The question:
In NodeJS how can I ignore the shrinkwrap of a dependency "Package B" on an "npm install" in the higher order "Project A", when "Package B" comes from a private repo.
The background:
Let's say we develop on a private npm-package "fancy-frontend" and got a CI system for that, which requires to keep a npm-shrinkwrap.json next to the package.json (to have a deterministic snapshot of all dependencies).

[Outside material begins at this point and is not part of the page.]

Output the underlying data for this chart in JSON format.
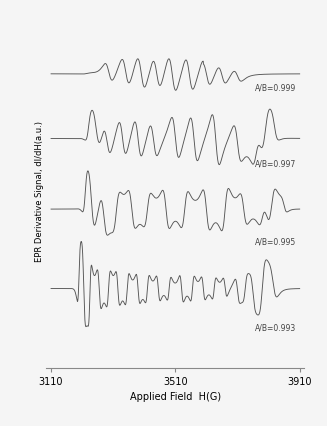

In another repo we do the development on the higher system with the node project "fancy-system". That project has a dependency to a tagged version of "fancy-frontend". So we do an install of that project with the command
npm i git+ssh://git@bitbucket.org/myteam/fancy-frontend.git#v1.0.2 --save
Because of the existing npm-shrinkwrap.json in our sub-dependency "fancy-frontend" npm seems to use that sub-shrinkwrap and builds up a complete independent package-tree within the "fancy-frontend" modules. Ending up with this huge dependency file tree:
fancy-system/
package.json
npm-shrinkwrap.json
node_modules/
react-16.13.1
fancy-frontend/
package.json
npm-shrinkwrap.json
node-modules/
react-16.13.1 // e.g. same react dep as in parent, but has it's own instance
other-deps
other deps
NOTE: I added react as sample dependency that should be shared by both modules, but is not.
The issues:
We got a huge dependency mass with a lot of duplicated packages (although "fancy-system" and "fancy-frontend" are referencing the same version!). We got issues with react and multiple instances (although we set react as peer dependency in "fancy-frontend"!).